Son cœur de femme amoureuse, assoiffé d’amour, refusait d’admettre une telle supposition ... Non ! C’était impossible, car Marius l’aimait et ne pouvait être différent de l’idée qu’elle s’en faisait ! Tous deux, se trouvaient dans l’impossibilité de réaliser leur rêve d’union pour la vie, et étaient obligés de recourir à des moyens peu recommandables, certes afin de gagner un peu d’argent ... Cela ne signifiait pas aux yeux d’Edwige que Marius était un mauvais sujet, ni un exploiteur !

Et bientôt, lorsqu’ils auraient obtenu la somme exigée de madame Picquet pour payer leur silence, ils commenceraient une existence nouvelle, simple, honnête et paisible. Marius trouverait une occupation digne et sans aucune équivoque.

Tandis que madame Ramier agitait ses pensées dans sa tête, elle et Marius venaient d’atteindre la grille du pavillon occupé par « l’Araigne ».

— A quoi penses-tu ? Demanda-t-il. Nous présentons-nous ensemble à madame Picquet ou préfères-tu lui parler seule ?

Edwige réfléchit.

— Je vais y aller seule, répondit-elle après un léger silence, c’est préférable, pour la première fois que nous discutions sans témoin. Peut-être ainsi, me fera-t-elle plus facilement quelques confidences.
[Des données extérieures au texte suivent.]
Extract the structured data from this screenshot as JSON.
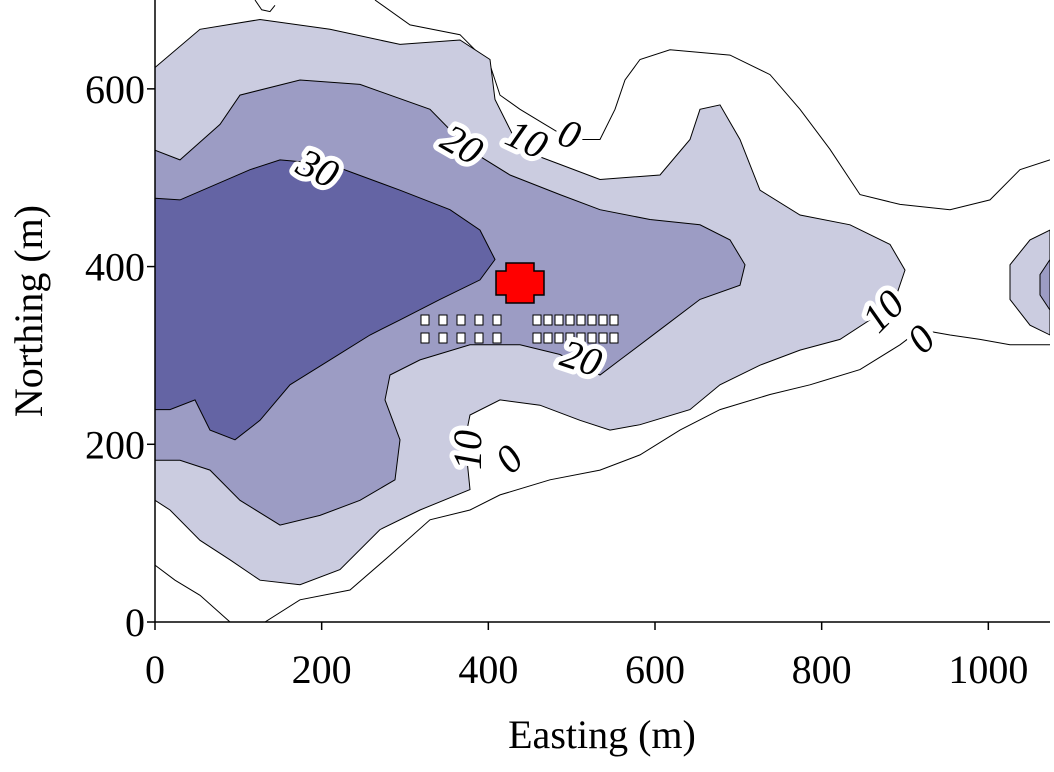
{
  "chart_data": {
    "type": "contour",
    "xlabel": "Easting (m)",
    "ylabel": "Northing (m)",
    "xlim": [
      0,
      1074
    ],
    "ylim": [
      0,
      700
    ],
    "xticks": [
      0,
      200,
      400,
      600,
      800,
      1000
    ],
    "yticks": [
      0,
      200,
      400,
      600
    ],
    "line_color": "#000000",
    "contours": [
      {
        "level": 0,
        "x": [
          0,
          24,
          54,
          90,
          null,
          132,
          174,
          234,
          282,
          330,
          378,
          414,
          474,
          534,
          582,
          630,
          678,
          738,
          786,
          846,
          894,
          918,
          954,
          990,
          1026,
          1074,
          null,
          264,
          306,
          366,
          402,
          414,
          438,
          468,
          498,
          534,
          552,
          564,
          582,
          618,
          690,
          738,
          774,
          810,
          846,
          894,
          954,
          1002,
          1038,
          1074,
          null,
          120,
          128,
          138,
          144
        ],
        "y": [
          64,
          47,
          30,
          0,
          null,
          0,
          25,
          36,
          75,
          115,
          126,
          143,
          160,
          171,
          188,
          216,
          239,
          256,
          267,
          284,
          312,
          329,
          323,
          318,
          312,
          312,
          null,
          700,
          672,
          661,
          627,
          593,
          577,
          560,
          543,
          543,
          577,
          610,
          633,
          644,
          638,
          616,
          577,
          532,
          481,
          470,
          464,
          475,
          509,
          520,
          null,
          700,
          689,
          687,
          694
        ]
      },
      {
        "level": 10,
        "color": "#cbcce0",
        "x": [
          0,
          54,
          126,
          210,
          294,
          366,
          402,
          408,
          438,
          486,
          534,
          606,
          642,
          654,
          678,
          702,
          726,
          774,
          834,
          882,
          900,
          888,
          858,
          822,
          774,
          726,
          678,
          642,
          582,
          546,
          510,
          462,
          414,
          378,
          372,
          378,
          318,
          270,
          222,
          174,
          126,
          90,
          54,
          18,
          0,
          null,
          1074,
          1050,
          1026,
          1026,
          1050,
          1074
        ],
        "y": [
          624,
          667,
          678,
          667,
          650,
          655,
          633,
          588,
          532,
          515,
          498,
          503,
          543,
          577,
          582,
          543,
          486,
          458,
          447,
          425,
          396,
          363,
          340,
          318,
          306,
          289,
          267,
          239,
          222,
          216,
          227,
          244,
          250,
          233,
          205,
          149,
          126,
          104,
          59,
          42,
          47,
          70,
          92,
          126,
          137,
          null,
          441,
          430,
          402,
          363,
          334,
          323
        ]
      },
      {
        "level": 20,
        "color": "#9c9cc4",
        "x": [
          0,
          30,
          78,
          102,
          174,
          246,
          330,
          378,
          426,
          486,
          534,
          594,
          654,
          690,
          708,
          702,
          654,
          606,
          558,
          534,
          510,
          486,
          438,
          378,
          318,
          282,
          276,
          294,
          288,
          246,
          198,
          150,
          102,
          66,
          30,
          0,
          null,
          1074,
          1062,
          1062,
          1074
        ],
        "y": [
          531,
          520,
          560,
          593,
          610,
          605,
          577,
          531,
          503,
          481,
          464,
          453,
          447,
          430,
          402,
          379,
          363,
          329,
          295,
          278,
          289,
          301,
          312,
          312,
          295,
          278,
          250,
          205,
          160,
          137,
          120,
          109,
          137,
          171,
          182,
          182,
          null,
          408,
          391,
          368,
          351
        ]
      },
      {
        "level": 30,
        "color": "#6464a4",
        "x": [
          0,
          30,
          114,
          150,
          210,
          294,
          354,
          390,
          408,
          390,
          342,
          294,
          258,
          210,
          162,
          126,
          96,
          66,
          48,
          18,
          0
        ],
        "y": [
          477,
          475,
          509,
          520,
          515,
          486,
          464,
          441,
          408,
          385,
          363,
          340,
          323,
          295,
          267,
          227,
          205,
          216,
          250,
          239,
          239
        ]
      }
    ]
  }
}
— Tu vas tout de suite lui demander de l’argent ? Reprit Marius anxieux.

— Ca dépendra de la façon dont se déroulera cet entretien, répondit Edwige. Il serait plus sage de lui laisser le temps de réfléchir. J’agirai de manière à ce que ce soit elle qui me propose de payer mon silence.

— Peut-être as-tu raison ! Soupira Marius. Pourvu qu’elle consente à te verser tout de suite quelques dizaines de milliers de francs !

— Je ne pense pas qu’il soit prudent d’exiger une grosse somme au début, répliqua fermement Edwige. Il vaut mieux qu’elle ait le temps de réaliser la gravité de sa situation.

— Tu as raison ! Affirma-t-il en souriant. Je te laisse l’entière initiative de cette entreprise. Je ne m’éloignerai pas, et si elle avait une réaction violente envers toi, vu son odieux caractère, je serai prêt à intervenir à temps pour te défendre.

— N’aie pas peur ! Rassura-t-elle en riant. Je sais, moi aussi sortir mes griffes lorsque c’est nécessaire.

Après un dernier sourire, elle attendit qu’il se fût éloigné de quelques mètres, puis sonna résolument à la porte de la villa.